Le zoroastrisme a été la religion officielle de la Perse jusqu’à ce que la plupart de ses adeptes ne se convertissent à l’islam lors de la conquête arabe au VIIe siècle. Depuis, malgré les répressions et les conversions forcées, les zoroastriens ont réussi à traverser les siècles. Mais leur nombre ne dépasserait pas les 200 000 dans le monde, surtout en Iran et en Inde, selon les estimations. «Notre religion a toujours sa place dans l’histoire du monde et elle continuera à exister», affirme, optimiste, Bahram Demehri, 76 ans, l’un des piliers de la communauté de Yazd.

Les zoroastriens, très discrets

Ce professeur retraité cultive le volontarisme en assurant que le zoroastrisme possède des réponses aux préoccupations spirituelles et environnementales de l’époque. Notamment en accordant une dimension sacrée aux quatre éléments indispensables à la vie : l’air, l’eau, la terre et le feu, qui «ne doivent pas être contaminés par l’action de l’homme». Le code de bonne conduite du zoroastrisme – «bonnes pensées, bonnes paroles, bonnes actions» – est symbolisé par les ailes géantes de l’homme-oiseau (le Faravahar), qui est sculpté aux frontons de tous les temples, celui de Yazd en tête.

«Cultiver la joie de vivre est essentiel dans la pratique de notre religion», souligne Simin. L’année est rythmée par une succession de célébrations, dont les plus anciennes ont été adoptées par l’ensemble des Iraniens, pourtant en très grande majorité musulmans chiites. C’est le cas de la fête très populaire de Norouz, qui marque, le 21 mars, le nouvel an persan et l’arrivée du printemps.

Depuis la révolution de 1979, la République islamique reconnaît les zoroastriens comme une «minorité religieuse» et leur accorde la liberté de culte. Ils sont représentés au Parlement avec un député élu par leurs soins, qui siège aux côtés de trois chrétiens (deux Arméniens et un Assyrien) et d’un juif. «Les lois nous protègent. Les zoroastriens sont des membres actifs de la société iranienne. Beaucoup d’entre eux sont secrétaires, professeurs d’université, employés du gouvernement ou ouvriers», assure Bahram Demehri. En revanche, le rang d’officier de l’armée leur est interdit, ainsi que la possibilité d’être candidat à la présidence de la République.

Freddie Mercury, le plus célèbre

Au fil des siècles, les zoroastriens ont pris l’habitude de rester discrets, se gardant de tout prosélytisme.
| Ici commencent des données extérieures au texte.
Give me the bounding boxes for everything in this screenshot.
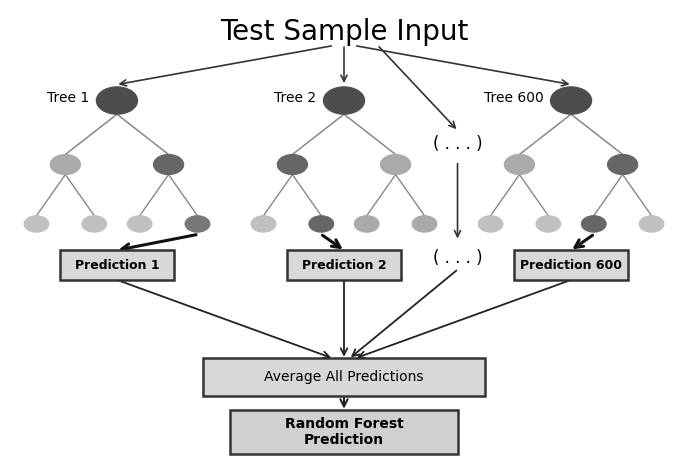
Text: ( . . . ): ( . . . ) — [433, 135, 482, 153]
Circle shape — [536, 216, 561, 232]
Circle shape — [380, 154, 411, 175]
Text: Prediction 600: Prediction 600 — [520, 259, 622, 271]
Text: Random Forest
Prediction: Random Forest Prediction — [285, 417, 403, 447]
FancyBboxPatch shape — [230, 410, 458, 453]
Circle shape — [50, 154, 80, 175]
Circle shape — [277, 154, 308, 175]
FancyBboxPatch shape — [61, 250, 173, 280]
Text: Test Sample Input: Test Sample Input — [219, 18, 469, 46]
Circle shape — [153, 154, 184, 175]
Circle shape — [82, 216, 107, 232]
Text: ( . . . ): ( . . . ) — [433, 249, 482, 267]
Circle shape — [323, 87, 365, 114]
FancyBboxPatch shape — [288, 250, 400, 280]
FancyBboxPatch shape — [514, 250, 627, 280]
Circle shape — [251, 216, 276, 232]
Circle shape — [581, 216, 606, 232]
Circle shape — [504, 154, 535, 175]
Text: Tree 600: Tree 600 — [484, 91, 544, 105]
Circle shape — [639, 216, 664, 232]
Circle shape — [354, 216, 379, 232]
Text: Tree 2: Tree 2 — [275, 91, 316, 105]
Circle shape — [608, 154, 638, 175]
Circle shape — [550, 87, 592, 114]
FancyBboxPatch shape — [203, 358, 485, 396]
Circle shape — [309, 216, 334, 232]
Text: Average All Predictions: Average All Predictions — [264, 370, 424, 384]
Circle shape — [478, 216, 503, 232]
Circle shape — [96, 87, 138, 114]
Text: Tree 1: Tree 1 — [47, 91, 89, 105]
Circle shape — [127, 216, 152, 232]
Circle shape — [24, 216, 49, 232]
Text: Prediction 2: Prediction 2 — [301, 259, 387, 271]
Circle shape — [412, 216, 437, 232]
Text: Prediction 1: Prediction 1 — [74, 259, 160, 271]
Circle shape — [185, 216, 210, 232]
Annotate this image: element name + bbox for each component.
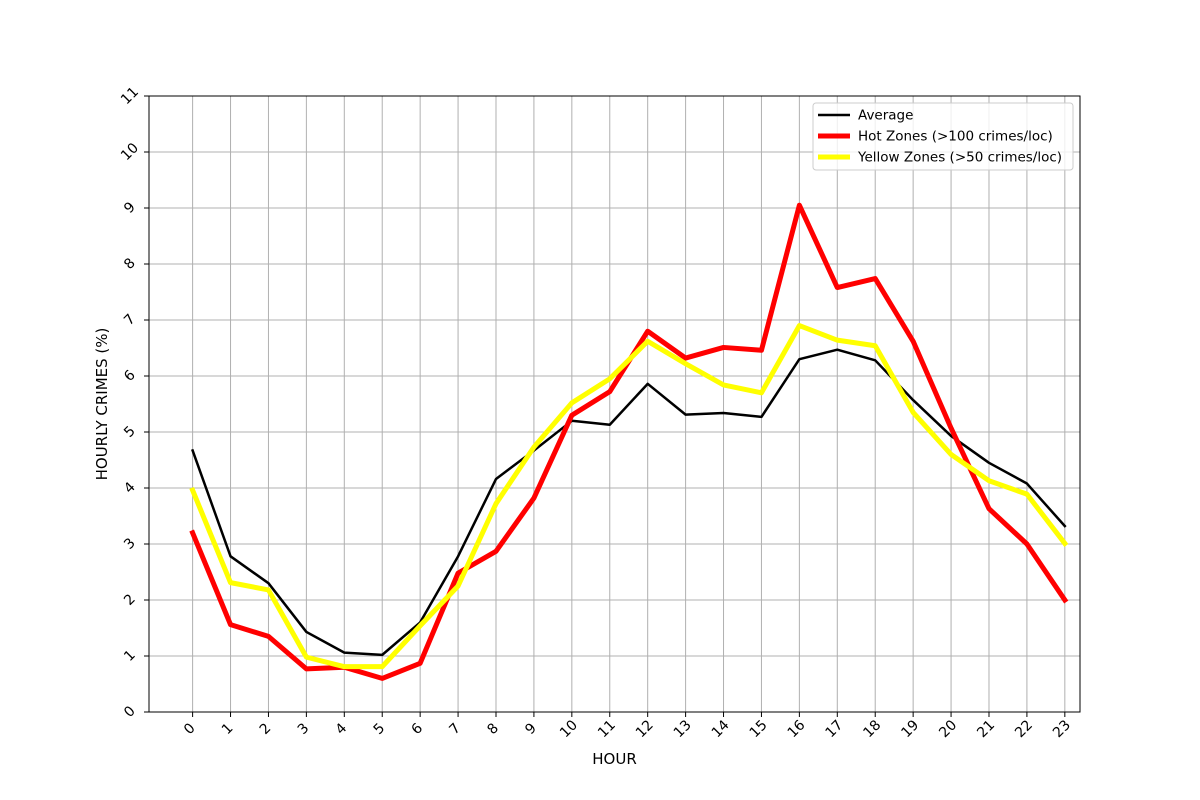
x-tick-label: 16 [785, 717, 809, 741]
x-tick-label: 17 [823, 717, 847, 741]
y-tick-label: 9 [121, 199, 139, 217]
legend-frame [812, 102, 1074, 171]
x-tick-label: 9 [522, 720, 540, 738]
y-tick-label: 5 [121, 423, 139, 441]
x-tick-label: 19 [898, 717, 922, 741]
x-axis-title: HOUR [592, 750, 637, 768]
y-tick-label: 7 [121, 311, 139, 329]
x-tick-label: 12 [633, 717, 657, 741]
series-line-average [191, 348, 1067, 657]
plot-background [149, 96, 1080, 712]
x-tick-label: 15 [747, 717, 771, 741]
legend-label-average: Average [858, 108, 913, 124]
y-tick-label: 2 [121, 591, 139, 609]
x-tick-label: 14 [709, 717, 733, 741]
x-tick-label: 11 [595, 717, 619, 741]
x-tick-label: 1 [219, 720, 237, 738]
legend: Average Hot Zones (>100 crimes/loc) Yell… [812, 102, 1074, 171]
x-tick-label: 21 [974, 717, 998, 741]
y-tick-label: 1 [121, 647, 139, 665]
axis-ticks: 0 1 2 3 4 5 6 7 8 9 10 11 12 13 14 15 16 17 18 19 20 21 22 2301… [118, 84, 1074, 741]
series-line-yellow-zones [189, 323, 1069, 670]
x-tick-label: 7 [446, 720, 464, 738]
x-tick-label: 5 [371, 720, 389, 738]
x-tick-label: 20 [936, 717, 960, 741]
x-tick-label: 10 [557, 717, 581, 741]
data-series [189, 202, 1069, 681]
plot-frame [148, 95, 1081, 713]
y-tick-label: 3 [121, 535, 139, 553]
x-tick-label: 18 [860, 717, 884, 741]
x-tick-label: 4 [333, 720, 351, 738]
y-tick-label: 6 [121, 367, 139, 385]
x-tick-label: 0 [181, 720, 199, 738]
x-tick-label: 3 [295, 720, 313, 738]
y-tick-label: 10 [118, 140, 142, 164]
legend-label-hot-zones: Hot Zones (>100 crimes/loc) [858, 129, 1053, 145]
x-tick-label: 6 [409, 720, 427, 738]
legend-label-yellow-zones: Yellow Zones (>50 crimes/loc) [857, 150, 1062, 166]
y-tick-label: 0 [121, 703, 139, 721]
x-tick-label: 8 [484, 720, 502, 738]
x-tick-label: 13 [671, 717, 695, 741]
y-tick-label: 4 [121, 479, 139, 497]
y-tick-label: 8 [121, 255, 139, 273]
x-tick-label: 23 [1050, 717, 1074, 741]
y-tick-label: 11 [118, 84, 142, 108]
y-axis-title: HOURLY CRIMES (%) [93, 328, 111, 481]
x-tick-label: 2 [257, 720, 275, 738]
x-tick-label: 22 [1012, 717, 1036, 741]
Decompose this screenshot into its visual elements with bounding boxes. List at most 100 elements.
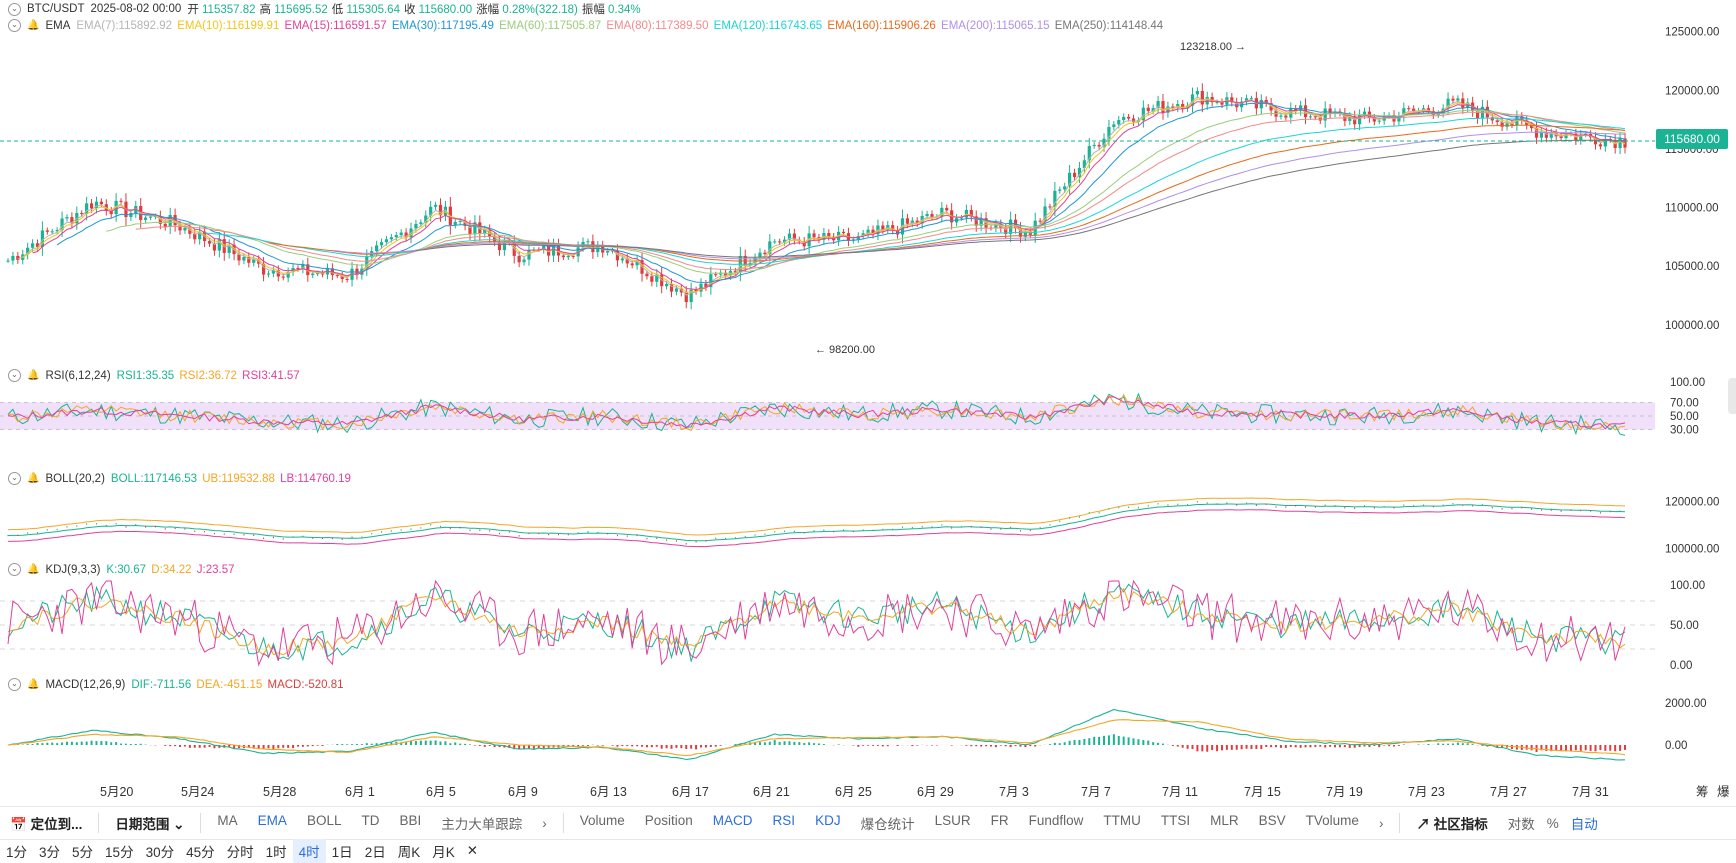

Ils ont également dû abandonner certaines de leurs traditions, comme les «funérailles célestes» au sommet des «tours de silence», des monticules situés dans le désert, à la périphérie de Yazd. Ils y disposaient leurs morts pour qu’ils y soient dévorés par les oiseaux charognards, vautours et corbeaux en tête. Depuis l’interdiction de cette pratique pour raisons sanitaires à la fin des années 1960, le site déserté accueille les curieux et les zoroastriens enterrent leurs défunts dans un cimetière implanté à proximité.

Pour l’avenir, l’un des défis est de maintenir les rites alors que la communauté s’éparpille dans le monde, avec le départ de nombreux jeunes vers les États-Unis, le Canada ou l’Europe. «Des efforts ont été faits pour moderniser les rites. Mais il est difficile de demander à des jeunes qui aiment la pizza de manger nos pains traditionnels insipides cuits à l’occasion des célébrations», explique Bahram Demehri.

Alors qu’il ne resterait qu’environ 35 000 zoroastriens en Iran, des centres ouvrent à l’étranger, comme celui qui occupe depuis peu un bâtiment historique en Californie, où vit une importante communauté iranienne. Le plus célèbre de ces exilés est Freddie Mercury, le chanteur du groupe Queen, dont la famille zoroastrienne avait quitté l’Inde pour s’installer en Angleterre. Après son décès en 1991, une partie de ses obsèques se déroula selon les rites zoroastriens.